23.对所有员工的当前(to_date='9999-01-01')薪水按照salary进行按照1-N的排名,相同salary并列且按照emp_no升序排列
法一:
select a.emp_no,a.salary,
(select count(distinct b.salary) from salaries as b where b.salary>=a.salary
and b.to_date='9999-01-01') as rank
from salaries as a where a.to_date='9999-01-01'
order by a.salary desc,emp_no asc;
法二:
select s1.emp_no,s1.salary,count(distinct s2.salary) as rank
from salaries s1,salaries s2
where s1.to_date='9999-01-01' and s2.to_date='9999-01-01'
and s1.salary<=s2.salary
group by s1.emp_no
order by s1.salary desc ,s1.emp_no asc
24.获取所有非manager员工当前的薪水情况,给出dept_no、emp_no以及salary ,当前表示to_date='9999-01-01'
无脑合并表
select a.dept_no,b.emp_no,c.salary
from dept_emp as a,employees as b,salaries as c
where a.emp_no=b.emp_no
and b.emp_no=c.emp_no
and a.to_date='9999-01-01'
and c.to_date='9999-01-01'
and b.emp_no not in (select emp_no from dept_manager where to_date='9999-01-01')

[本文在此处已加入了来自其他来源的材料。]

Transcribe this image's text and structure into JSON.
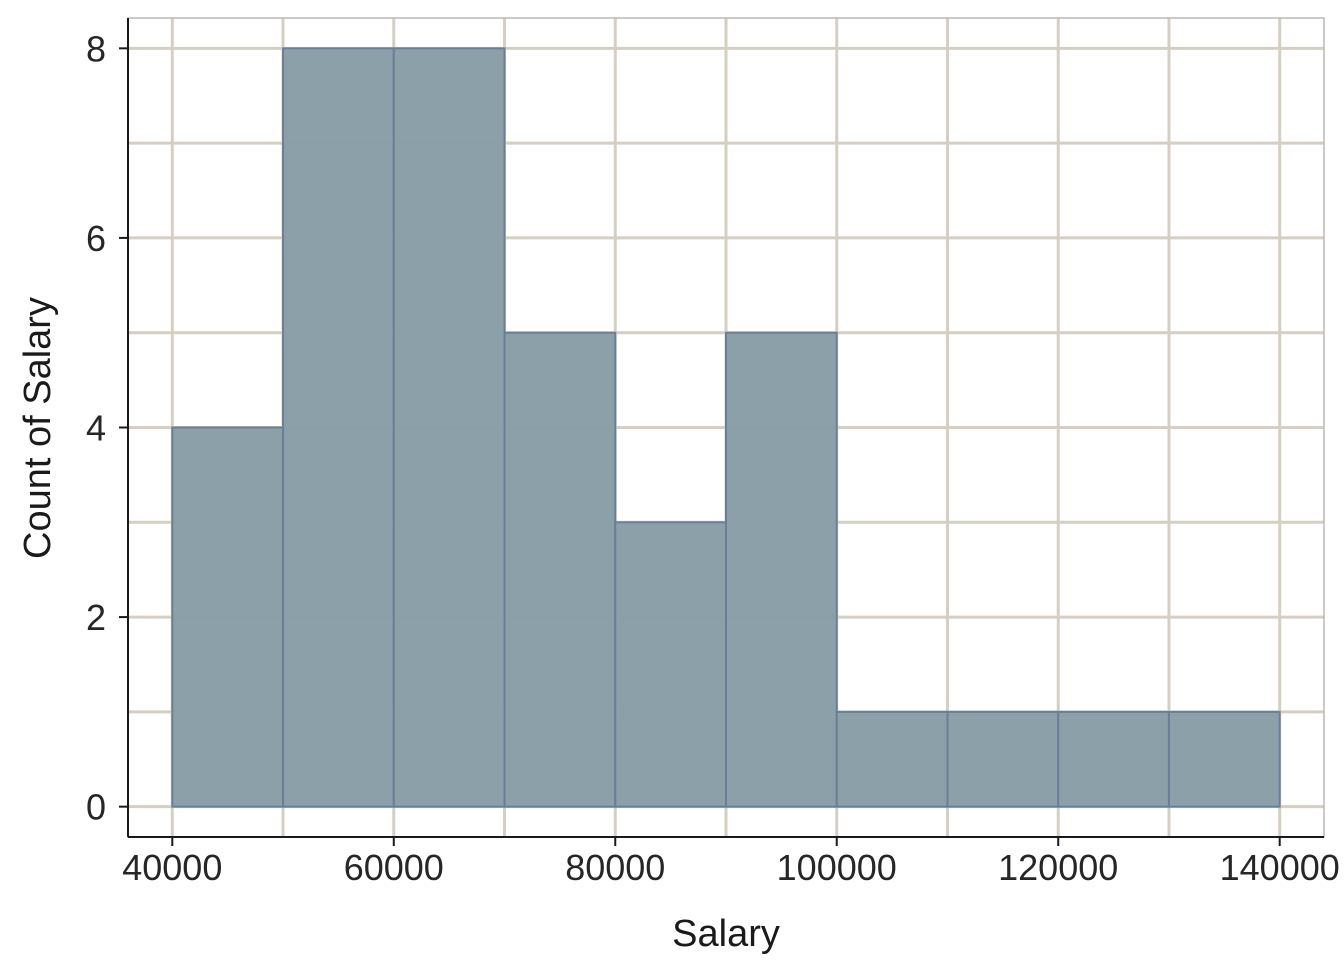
{
  "chart_data": {
    "type": "bar",
    "title": "",
    "xlabel": "Salary",
    "ylabel": "Count of Salary",
    "bin_edges": [
      40000,
      50000,
      60000,
      70000,
      80000,
      90000,
      100000,
      110000,
      120000,
      130000,
      140000
    ],
    "values": [
      4,
      8,
      8,
      5,
      3,
      5,
      1,
      1,
      1,
      1
    ],
    "xlim": [
      36000,
      144000
    ],
    "ylim": [
      -0.32,
      8.32
    ],
    "xticks": [
      40000,
      60000,
      80000,
      100000,
      120000,
      140000
    ],
    "xtick_labels": [
      "40000",
      "60000",
      "80000",
      "100000",
      "120000",
      "140000"
    ],
    "yticks": [
      0,
      2,
      4,
      6,
      8
    ],
    "ytick_labels": [
      "0",
      "2",
      "4",
      "6",
      "8"
    ],
    "x_minor_grid_step": 10000,
    "y_minor_grid_step": 1,
    "grid": true,
    "legend": "none",
    "colors": {
      "bar_fill": "#8a9ea8",
      "bar_edge": "#6a7f96",
      "grid": "#d5cfc3",
      "axis": "#1a1a1a",
      "frame": "#b8b8b8",
      "text": "#262626"
    }
  }
}
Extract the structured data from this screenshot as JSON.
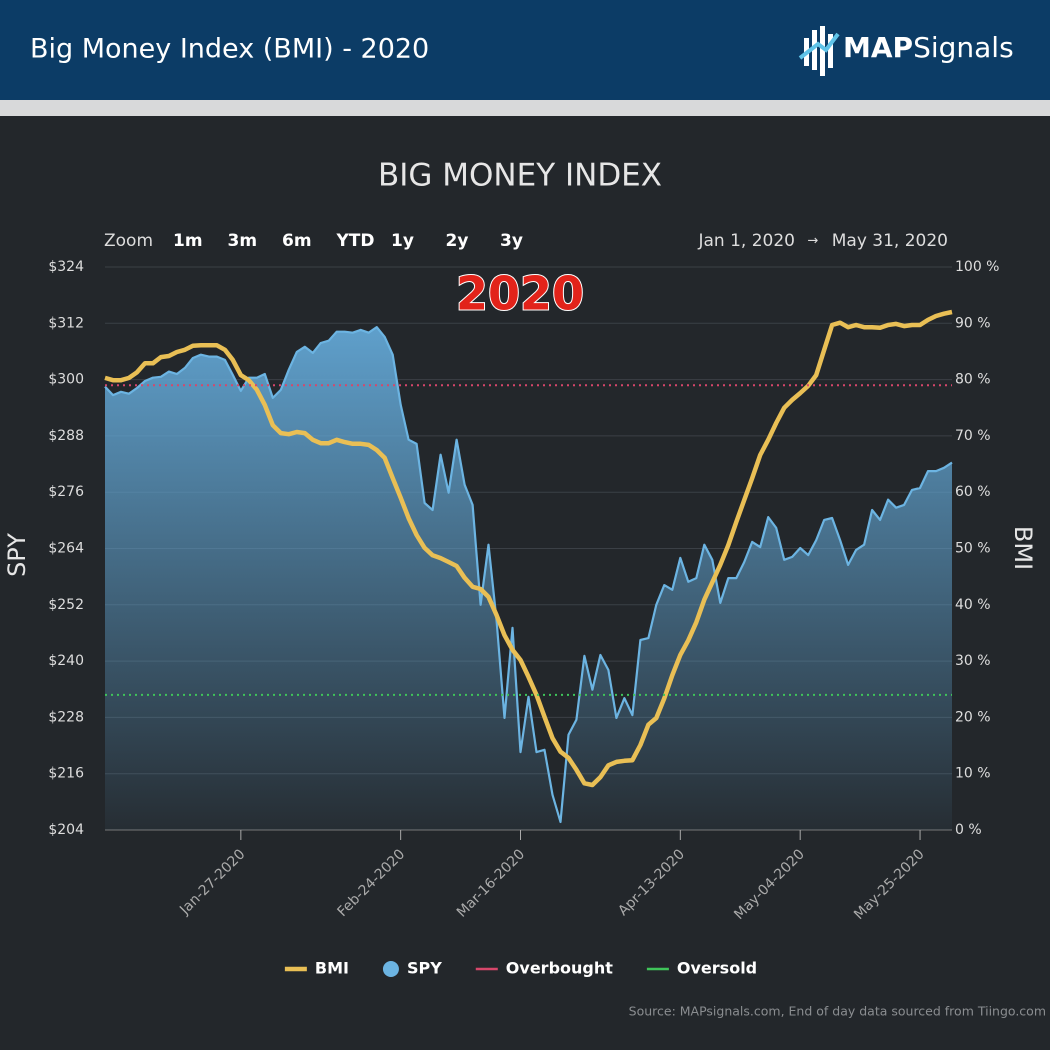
{
  "header": {
    "title": "Big Money Index (BMI) - 2020",
    "logo_bold": "MAP",
    "logo_text": "Signals"
  },
  "toolbar": {
    "zoom_label": "Zoom",
    "buttons": [
      "1m",
      "3m",
      "6m",
      "YTD",
      "1y",
      "2y",
      "3y"
    ],
    "range_from": "Jan 1, 2020",
    "range_arrow": "→",
    "range_to": "May 31, 2020"
  },
  "source": "Source: MAPsignals.com, End of day data sourced from Tiingo.com",
  "chart_data": {
    "type": "line",
    "title": "BIG MONEY INDEX",
    "annotation": "2020",
    "y_label": "SPY",
    "y2_label": "BMI",
    "x": [
      "Jan-02-2020",
      "Jan-03-2020",
      "Jan-06-2020",
      "Jan-07-2020",
      "Jan-08-2020",
      "Jan-09-2020",
      "Jan-10-2020",
      "Jan-13-2020",
      "Jan-14-2020",
      "Jan-15-2020",
      "Jan-16-2020",
      "Jan-17-2020",
      "Jan-20-2020",
      "Jan-21-2020",
      "Jan-22-2020",
      "Jan-23-2020",
      "Jan-24-2020",
      "Jan-27-2020",
      "Jan-28-2020",
      "Jan-29-2020",
      "Jan-30-2020",
      "Jan-31-2020",
      "Feb-03-2020",
      "Feb-04-2020",
      "Feb-05-2020",
      "Feb-06-2020",
      "Feb-07-2020",
      "Feb-10-2020",
      "Feb-11-2020",
      "Feb-12-2020",
      "Feb-13-2020",
      "Feb-14-2020",
      "Feb-17-2020",
      "Feb-18-2020",
      "Feb-19-2020",
      "Feb-20-2020",
      "Feb-21-2020",
      "Feb-24-2020",
      "Feb-25-2020",
      "Feb-26-2020",
      "Feb-27-2020",
      "Feb-28-2020",
      "Mar-02-2020",
      "Mar-03-2020",
      "Mar-04-2020",
      "Mar-05-2020",
      "Mar-06-2020",
      "Mar-09-2020",
      "Mar-10-2020",
      "Mar-11-2020",
      "Mar-12-2020",
      "Mar-13-2020",
      "Mar-16-2020",
      "Mar-17-2020",
      "Mar-18-2020",
      "Mar-19-2020",
      "Mar-20-2020",
      "Mar-23-2020",
      "Mar-24-2020",
      "Mar-25-2020",
      "Mar-26-2020",
      "Mar-27-2020",
      "Mar-30-2020",
      "Mar-31-2020",
      "Apr-01-2020",
      "Apr-02-2020",
      "Apr-03-2020",
      "Apr-06-2020",
      "Apr-07-2020",
      "Apr-08-2020",
      "Apr-09-2020",
      "Apr-10-2020",
      "Apr-13-2020",
      "Apr-14-2020",
      "Apr-15-2020",
      "Apr-16-2020",
      "Apr-17-2020",
      "Apr-20-2020",
      "Apr-21-2020",
      "Apr-22-2020",
      "Apr-23-2020",
      "Apr-24-2020",
      "Apr-27-2020",
      "Apr-28-2020",
      "Apr-29-2020",
      "Apr-30-2020",
      "May-01-2020",
      "May-04-2020",
      "May-05-2020",
      "May-06-2020",
      "May-07-2020",
      "May-08-2020",
      "May-11-2020",
      "May-12-2020",
      "May-13-2020",
      "May-14-2020",
      "May-15-2020",
      "May-18-2020",
      "May-19-2020",
      "May-20-2020",
      "May-21-2020",
      "May-22-2020",
      "May-25-2020",
      "May-26-2020",
      "May-27-2020",
      "May-28-2020",
      "May-29-2020"
    ],
    "xticks": [
      "Jan-27-2020",
      "Feb-24-2020",
      "Mar-16-2020",
      "Apr-13-2020",
      "May-04-2020",
      "May-25-2020"
    ],
    "ylim": [
      204,
      324
    ],
    "yticks": [
      {
        "value": 204,
        "label": "$204"
      },
      {
        "value": 216,
        "label": "$216"
      },
      {
        "value": 228,
        "label": "$228"
      },
      {
        "value": 240,
        "label": "$240"
      },
      {
        "value": 252,
        "label": "$252"
      },
      {
        "value": 264,
        "label": "$264"
      },
      {
        "value": 276,
        "label": "$276"
      },
      {
        "value": 288,
        "label": "$288"
      },
      {
        "value": 300,
        "label": "$300"
      },
      {
        "value": 312,
        "label": "$312"
      },
      {
        "value": 324,
        "label": "$324"
      }
    ],
    "y2lim": [
      0,
      100
    ],
    "y2ticks": [
      {
        "value": 0,
        "label": "0 %"
      },
      {
        "value": 10,
        "label": "10 %"
      },
      {
        "value": 20,
        "label": "20 %"
      },
      {
        "value": 30,
        "label": "30 %"
      },
      {
        "value": 40,
        "label": "40 %"
      },
      {
        "value": 50,
        "label": "50 %"
      },
      {
        "value": 60,
        "label": "60 %"
      },
      {
        "value": 70,
        "label": "70 %"
      },
      {
        "value": 80,
        "label": "80 %"
      },
      {
        "value": 90,
        "label": "90 %"
      },
      {
        "value": 100,
        "label": "100 %"
      }
    ],
    "grid": true,
    "series": [
      {
        "name": "BMI",
        "color": "#e9bf55",
        "axis": "y2",
        "values": [
          80.3,
          79.9,
          79.9,
          80.3,
          81.3,
          82.9,
          82.9,
          84.0,
          84.2,
          84.9,
          85.3,
          86.0,
          86.1,
          86.1,
          86.1,
          85.3,
          83.5,
          80.8,
          79.9,
          78.2,
          75.5,
          71.9,
          70.5,
          70.3,
          70.7,
          70.5,
          69.3,
          68.7,
          68.7,
          69.3,
          68.9,
          68.6,
          68.6,
          68.4,
          67.5,
          66.1,
          62.5,
          59.0,
          55.4,
          52.4,
          50.1,
          48.8,
          48.3,
          47.6,
          46.9,
          44.8,
          43.2,
          42.8,
          41.4,
          38.2,
          34.6,
          32.0,
          30.2,
          27.2,
          24.0,
          20.1,
          16.3,
          13.9,
          12.8,
          10.7,
          8.3,
          8.0,
          9.4,
          11.5,
          12.1,
          12.3,
          12.4,
          15.1,
          18.7,
          19.9,
          23.4,
          27.5,
          31.1,
          33.7,
          36.9,
          40.9,
          44.0,
          47.1,
          50.6,
          54.7,
          58.6,
          62.5,
          66.6,
          69.3,
          72.3,
          75.0,
          76.4,
          77.6,
          78.9,
          80.8,
          85.3,
          89.7,
          90.1,
          89.3,
          89.7,
          89.3,
          89.3,
          89.2,
          89.7,
          89.9,
          89.5,
          89.7,
          89.7,
          90.6,
          91.3,
          91.7,
          92.0
        ]
      },
      {
        "name": "SPY",
        "color": "#6cb4e2",
        "axis": "y",
        "values": [
          298.5,
          296.7,
          297.4,
          297.0,
          298.2,
          299.7,
          300.4,
          300.6,
          301.7,
          301.2,
          302.5,
          304.6,
          305.3,
          304.9,
          304.9,
          304.2,
          301.0,
          297.6,
          300.4,
          300.4,
          301.2,
          296.1,
          297.8,
          302.1,
          305.9,
          307.0,
          305.7,
          307.8,
          308.3,
          310.2,
          310.2,
          310.0,
          310.6,
          310.0,
          311.2,
          309.1,
          305.3,
          294.6,
          287.2,
          286.3,
          273.7,
          272.2,
          284.0,
          275.9,
          287.2,
          277.6,
          273.3,
          252.0,
          264.8,
          248.8,
          227.9,
          247.1,
          220.6,
          232.4,
          220.6,
          221.1,
          211.5,
          205.7,
          224.3,
          227.5,
          241.1,
          233.9,
          241.3,
          238.1,
          227.9,
          232.1,
          228.5,
          244.5,
          244.9,
          252.0,
          256.2,
          255.2,
          262.0,
          256.9,
          257.7,
          264.8,
          261.6,
          252.4,
          257.7,
          257.7,
          261.1,
          265.4,
          264.3,
          270.7,
          268.4,
          261.6,
          262.2,
          264.1,
          262.6,
          265.8,
          270.1,
          270.5,
          265.8,
          260.5,
          263.7,
          264.8,
          272.2,
          270.1,
          274.4,
          272.7,
          273.3,
          276.5,
          276.9,
          280.5,
          280.5,
          281.2,
          282.3
        ]
      }
    ],
    "reference_lines": [
      {
        "name": "Overbought",
        "value": 79,
        "axis": "y2",
        "color": "#d6476b"
      },
      {
        "name": "Oversold",
        "value": 24,
        "axis": "y2",
        "color": "#3fc45a"
      }
    ]
  }
}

25.获取员工其当前的薪水比其manager当前薪水还高的相关信息,当前表示to_date='9999-01-01',
结果第一列给出员工的emp_no,
第二列给出其manager的manager_no,
第三列给出该员工当前的薪水emp_salary,
第四列给该员工对应的manager当前的薪水manager_salary
- 获取所有员工的当前薪水情况
- 获取所有管理者的当前薪水情况
- 找出员工大于管理者薪水的情况
select c.emp_no,d.emp_no as manager_no,c.salary,d.salary from
(select a.emp_no,a.dept_no,b.salary from dept_emp as a inner join salaries as b on a.emp_no=b.emp_no
where a.to_date='9999-01-01' and b.to_date='9999-01-01') as c,
(select a.emp_no,a.dept_no,b.salary from dept_manager as a inner join salaries as b on a.emp_no=b.emp_no
where a.to_date='9999-01-01' and b.to_date='9999-01-01') as d
where c.dept_no=d.dept_no and c.salary>d.salary
26.汇总各个部门当前员工的title类型的分配数目,结果给出部门编号dept_no、dept_name、其当前员工所有的title以及该类型title对应的数目count
有点复杂
select b.dept_no,b.dept_name,c.title,
(count(c.title)) as count
from dept_emp a
inner join departments b on a.dept_no=b.dept_no
inner join titles c on a.emp_no=c.emp_no
where a.to_date='9999-01-01' and c.to_date='9999-01-01'
group by b.dept_no,c.title;
27.给出每个员工每年薪水涨幅超过5000的员工编号emp_no、薪水变更开始日期from_date以及薪水涨幅值salary_growth,并按照salary_growth逆序排列。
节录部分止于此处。